I am using the following code to scrape this xpath:
“/html/body/div/div[5]/div/div[2]/div[2]/div[2]”
from this url:
“http://www.greatnonprofits.org/”
Here is my code to do so (taken from igvita.com’s related blogpost):
require ‘rubygems’
require ‘open-uri’
require ‘hpricot’
@url = “http://www.greatnonprofits.org/”
@response = ‘’
begin
open-uri RDoc:
http://stdlib.rubyonrails.org/libdoc/open-uri/rdoc/index.html
open(@url, “User-Agent” => “Ruby/#{RUBY_VERSION}”,
“From” => “[email protected]”,
“Referer” => “Ilya Grigorik”) { |f|
puts "Fetched document: #{f.base_uri}"
puts "\t Content Type: #{f.content_type}\n"
puts "\t Charset: #{f.charset}\n"
puts "\t Content-Encoding: #{f.content_encoding}\n"
puts "\t Last Modified: #{f.last_modified}\n\n"
# Save the response body
@response = f.read
}
HPricot RDoc: http://code.whytheluckystiff.net/hpricot/
doc = Hpricot(@response)
Retrieve content
puts (doc/“/html/body/div/div[5]/div/div[2]/div[2]/div[2]”).to_html
()
rescue Exception => e
print e, “\n”
end
In my irb terminal, I get this:
irb(main):031:0> load ‘greatnonprofitsscraper.rb’

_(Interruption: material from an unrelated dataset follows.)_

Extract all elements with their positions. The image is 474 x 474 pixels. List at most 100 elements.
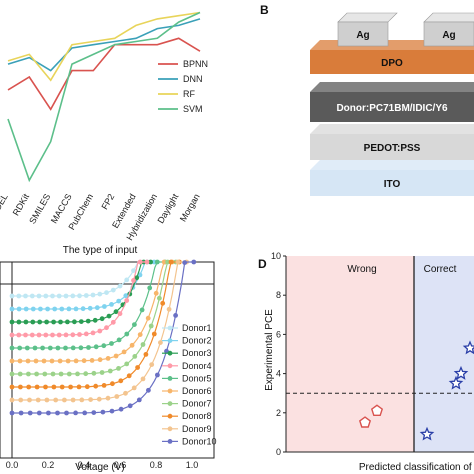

Fetched document: http://www.greatnonprofits.org/
Content Type: text/html
Charset: utf-8
Content-Encoding:
Last Modified: Tue Mar 31 23:43:52 -0700 2009
=> true
Anyone know why this is happening? The code works with other urls/
xpaths. Can anyone specify for me why www.greatnonprofits.com is
different?
Thanks a million! I am quite frustrated, and I appreciate any help!!!